Thobani Ngqulunga
2 minute read
27 Jan 2012

Plans for Richmond FET college and farm

Thobani Ngqulunga

THERE are plans to establish a Further Education and Training (FET) college, the first ever higher learning institution in the formerly war torn Richmond area. ...

THERE are plans to establish a Further Education and Training (FET) college, the first ever higher learning institution in the formerly war torn Richmond area.

Spearheading the project are former students of the Indaleni Teachers’ Training College, which closed down in 1980, together with the Richmond Municipality and the Methodist Church.

Their aim to establish a FET college was born out of their desire to educate the residents of Richmond who had to abandon their schooling when political violence gripped the area during the early 1990s. They also want to cater to the educational needs of more recent school leavers.

The college, estimated to cost more than R20 million to establish, will be built on 2 000 hectares of land belonging to the church.

The old college buildings are still standing, but have remained unused and have been vandalised over the decades. Making up the steering committee are chairperson Dr Khoza Mgojo, who graduated from the college in 1952; his deputy, Sibusiso Sithole, municipal manager for Richmond Municipality (not his counterpart at eThekwini, who has the same name); secretary A.D. Dlamini who graduated in 1959; two deputy secretaries, May Dlungwane, who graduated in 1952, and Richmond council speaker Thulani Shabalala.

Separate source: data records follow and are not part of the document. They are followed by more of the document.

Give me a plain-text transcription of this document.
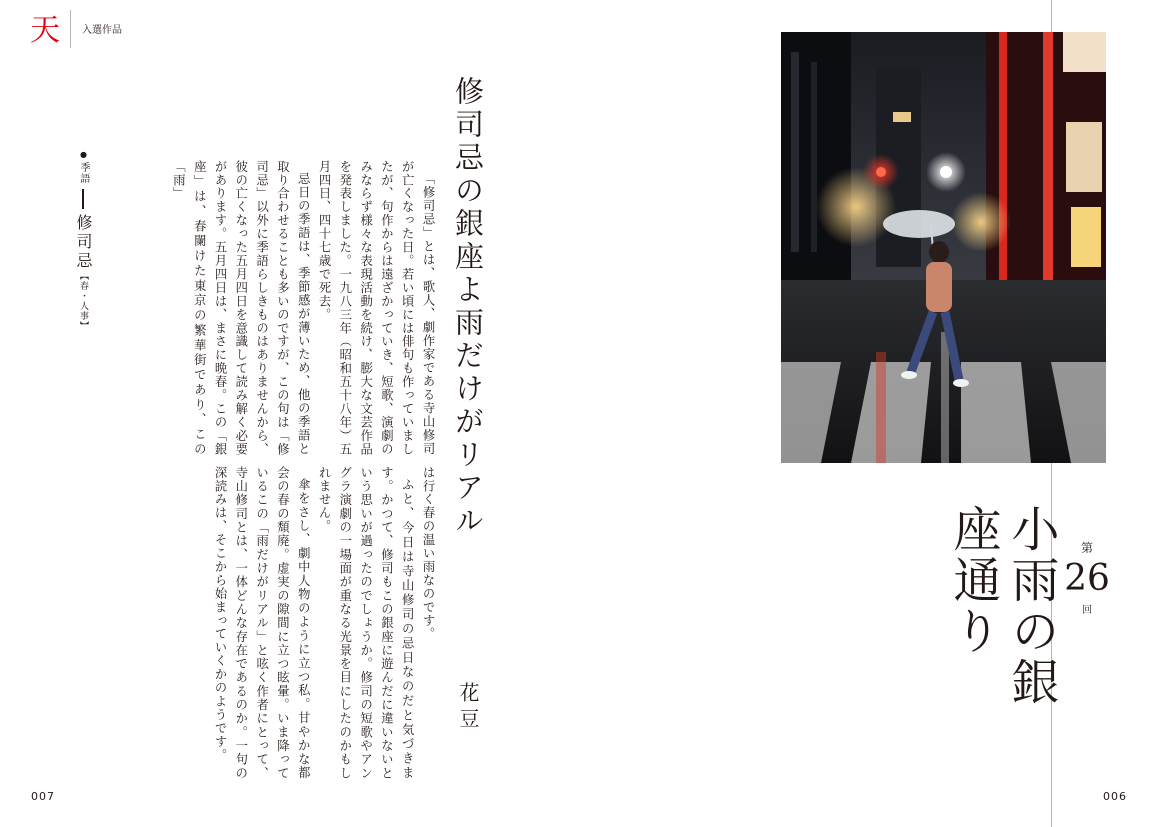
天 入選作品
修司忌の銀座よ雨だけがリアル
花豆

「修司忌」とは、歌人、劇作家である寺山修司が亡くなった日。若い頃には俳句も作っていましたが、句作からは遠ざかっていき、短歌、演劇のみならず様々な表現活動を続け、膨大な文芸作品を発表しました。一九八三年（昭和五十八年）五月四日、四十七歳で死去。

忌日の季語は、季節感が薄いため、他の季語と取り合わせることも多いのですが、この句は「修司忌」以外に季語らしきものはありませんから、彼の亡くなった五月四日を意識して読み解く必要があります。五月四日は、まさに晩春。この「銀座」は、春闌けた東京の繁華街であり、この「雨」

は行く春の温い雨なのです。

ふと、今日は寺山修司の忌日なのだと気づきます。かつて、修司もこの銀座に遊んだに違いないという思いが過ったのでしょうか。修司の短歌やアングラ演劇の一場面が重なる光景を目にしたのかもしれません。

傘をさし、劇中人物のように立つ私。甘やかな都会の春の頽廃。虚実の隙間に立つ眩暈。いま降っているこの「雨だけがリアル」と呟く作者にとって、寺山修司とは、一体どんな存在であるのか。一句の深読みは、そこから始まっていくかのようです。

●季語修司忌【春・人事】
007	006
小雨の銀座通り	第
26
回
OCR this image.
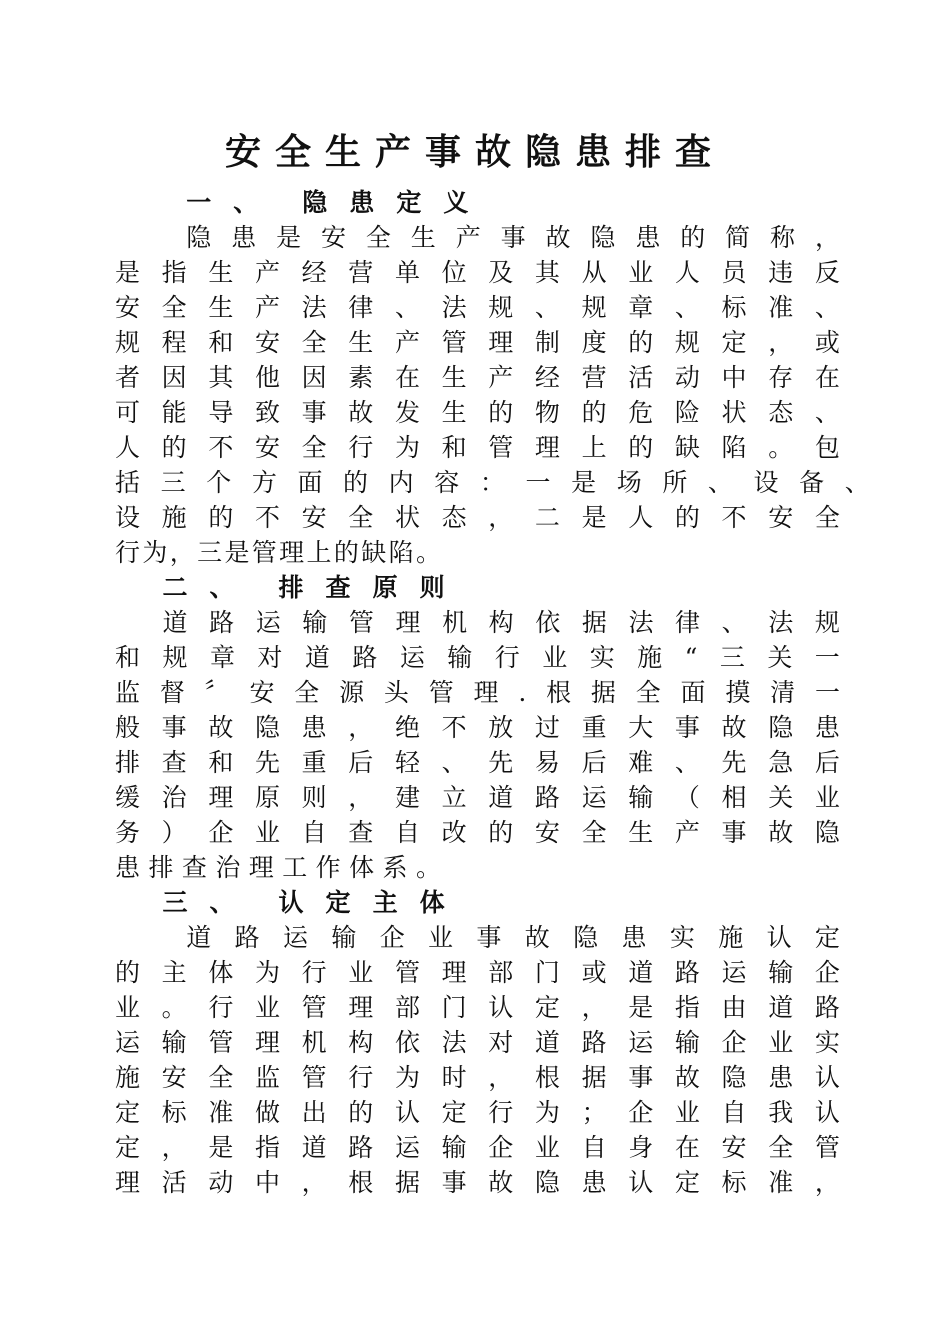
安全生产事故隐患排查

一 、 隐 患 定 义

隐 患 是 安 全 生 产 事 故 隐 患 的 简 称 ，

是 指 生 产 经 营 单 位 及 其 从 业 人 员 违 反

安 全 生 产 法 律 、 法 规 、 规 章 、 标 准 、

规 程 和 安 全 生 产 管 理 制 度 的 规 定 ， 或

者 因 其 他 因 素 在 生 产 经 营 活 动 中 存 在

可 能 导 致 事 故 发 生 的 物 的 危 险 状 态 、

人 的 不 安 全 行 为 和 管 理 上 的 缺 陷 。 包

括 三 个 方 面 的 内 容 ： 一 是 场 所 、 设 备 、

设 施 的 不 安 全 状 态 ， 二 是 人 的 不 安 全

行 为 ， 三 是 管 理 上 的 缺 陷 。

二 、 排 查 原 则

道 路 运 输 管 理 机 构 依 据 法 律 、 法 规

和 规 章 对 道 路 运 输 行 业 实 施 “ 三 关 一

监 督 〞 安 全 源 头 管 理 . 根 据 全 面 摸 清 一

般 事 故 隐 患 ， 绝 不 放 过 重 大 事 故 隐 患

排 查 和 先 重 后 轻 、 先 易 后 难 、 先 急 后

缓 治 理 原 则 ， 建 立 道 路 运 输 （ 相 关 业

务 ） 企 业 自 查 自 改 的 安 全 生 产 事 故 隐

患 排 查 治 理 工 作 体 系 。

三 、 认 定 主 体

道 路 运 输 企 业 事 故 隐 患 实 施 认 定

的 主 体 为 行 业 管 理 部 门 或 道 路 运 输 企

业 。 行 业 管 理 部 门 认 定 ， 是 指 由 道 路

运 输 管 理 机 构 依 法 对 道 路 运 输 企 业 实

施 安 全 监 管 行 为 时 ， 根 据 事 故 隐 患 认

定 标 准 做 出 的 认 定 行 为 ； 企 业 自 我 认

定 ， 是 指 道 路 运 输 企 业 自 身 在 安 全 管

理 活 动 中 ， 根 据 事 故 隐 患 认 定 标 准 ，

The treasurer for the committee is former Ukhozi FM head Bhodloza Nzimande and former Congress of the People (Cope) president, the Reverend Mvume Dandala will act as the co-ordinator. Dandala has quit politics and, is now leading the Manning Road Methodist Church in Durban.

Speaking to The Witness, Mgojo said the college aims to empower residents with education and skills.

He said the political violence hindered most people’s dreams of furthering their education, so when the matter of what to do with the vast tract of land was discussed with the Indaleni community, they suggested the establishment of a higher institute of learning.

Shabalala said the college would help curb drug and alcohol abuse which most unemployed and uneducated youth find solace in.

“Also there are a lot of people who come to the municipality looking for odd jobs because they do not have qualifications to seek better paying jobs that have benefits,” said Shabalala. He added their plans to build the college was communicated to the Higher Education Department, and the steering committee was tasked with submitting a business plan.

Attempts to get comment from the department were unsuccessful at the time of going to print after numerous messages were left with the minister, Blade Nzimande, and his personal assistant over the course of several days. Dandala said the Methodist Church was still in discussions on how they can assist the committee to rebuild the college.

He said because the land available is so big they want to ensure that, while skills are transferred to students, they also establish a farm to help students become competent entrepreneurs and produce food for Richmond.